Земко и Комков не попали в песню, но их предшественник Петренко, у которого Борис летал вторым, легендарен. Чукчи в зверобойных поселках до сих пор самозабвенно отплясывают танец прилета Петренко. Коврики и абажуры вспугнули легенды. А жаль — ведь и сейчас, разбежавшись на каменном пятачке, самолеты бросаются в пропасть, чтобы в этом смертельном падении ощутить вдруг удар воздуха под крыло и взмыть вверх — назло липкому страху, издевательски малой площадке, назло дифтерийной заразе, засевшей в горле ребенка. Летят в непроглядных облаках ослепшие «аннушки» и вдруг с решимостью самоубийцы кидаются вниз: двести метров, триста, километр. Здесь же берег, здесь горы, здесь море! Но машины выныривают у самой воды из жуткого пике и вдоль открывшегося берега ползут на свою площадку.
Четыре сомкнувшихся плеча в голубой амбразуре кабины. Пилоты летят лицом в небо. Валя надевает ларингофон, шевелит губами и отдает штурвал от себя. Едва заметное движение левой рукой — мы заваливаемся на крыло. Лорино крутится у нашего крыла, как цветная граммофонная пластинка. Мелькает море, серые кубики, рыжая полоса.
Лорино — столица самого мощного на Чукотке хозяйства, колхоза имени Ленина.
Полдень, в конторе никого нет. «Председатель, небось, на берегу».
Пыльная крутая дорога отвесно срывается вниз. И вдруг у самых ног — море. Оно пронзительно синее, в острых гребешках, под ясным небом. Ветер пахнет солью, свежей рыбой и еще чем-то чистым и пряным, от чего хочется смеяться и бросаться песком. Руку больно скручивает в воде: ого, это полярное море! Это Берингово море.
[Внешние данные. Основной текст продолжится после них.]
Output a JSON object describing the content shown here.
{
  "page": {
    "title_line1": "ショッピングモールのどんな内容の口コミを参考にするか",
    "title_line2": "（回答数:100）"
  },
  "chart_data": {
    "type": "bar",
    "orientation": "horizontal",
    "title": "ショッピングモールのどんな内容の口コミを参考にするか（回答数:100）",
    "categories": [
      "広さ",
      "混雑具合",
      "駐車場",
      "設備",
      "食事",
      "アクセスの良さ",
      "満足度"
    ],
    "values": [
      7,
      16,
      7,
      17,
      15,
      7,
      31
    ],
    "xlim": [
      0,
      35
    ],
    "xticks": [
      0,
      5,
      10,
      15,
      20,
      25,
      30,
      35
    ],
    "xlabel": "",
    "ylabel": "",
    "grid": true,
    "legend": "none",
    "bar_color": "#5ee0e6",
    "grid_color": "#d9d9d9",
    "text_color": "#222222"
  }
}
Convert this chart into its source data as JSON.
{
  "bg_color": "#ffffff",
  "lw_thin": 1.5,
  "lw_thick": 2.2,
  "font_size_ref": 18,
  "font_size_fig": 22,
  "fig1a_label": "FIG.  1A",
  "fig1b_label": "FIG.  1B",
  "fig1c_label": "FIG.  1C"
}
Оно ласково лижет сапоги, но чувствуется судорожный холод его языка. К морю притиснулся обрывистый берег: Лорино лежит на холме.
Впереди свистят крыльями чайки, они белоснежны и гортанны. Их тысячи, они носятся легким перовым облаком, жадно кидаются вниз, что-то рвут клювами, снова взмывают и плюхаются на воду, качаясь на волнах, как неживые. Сладковатая вонь сводит скулы. Чайки взлетают, открывая на песке темное, кровавое. Это кит.
У каждого места земного шара есть что-то свое, предельно обычное для него, заветное, чего нет и не может быть в других местах. Африка — это львы, Соединенные Штаты — Ниагара, Греция — Акрополь.
Проделав десять тысяч километров, мы ступили На самый восточный краешек северного полушария, на землю Чукотки, и не почувствовали этого. И только тут, увидев берег, усеянный останками китов, такой театрально-необычный, вдруг ощутили головокружение. Земля медленно отсчитывала меридианы: часовой пояс Красноярска, потом Иркутск, граница полушарий, еще, еще дальше. Ох, как чувствуются теперь все десять тысяч километров, лежащие за спиной!
Мы шагаем вдоль исполинского тела, дурея от запаха дымящихся внутренностей, сплевывая кислую слюну. Мягкий, кровавый мешок — сердце кита. И еще у кита есть язык. Трудно представить: у кита — и язык! Облизывающийся кит. А язык вот он — килограммов на триста-четыреста. Небось, трудно быть молчаливым при таком языке. Раздельщики-чукчи чавкают резиновыми сапогами, поднятыми до бедра. В руках у них лопатки, вернее, закругленные ножи с длинными черенками. Лезвия остры, как бритва. Шкура кита пластается ими легко, как масло. Сначала снимают жир. Он лежит тяжелыми брусками на берегу — точь-в-точь куски исполинской тыквы, оранжево-желтые и упругие. Белые чайки разгуливают по оранжевым брускам, вызывающе посматривая в море. Коричневые раздельщики отхватывают очередной кусок кита, цепляют его железным крюком и волокут в общую кучу. Потом режут печень и мясо. Чайки ревут от радости.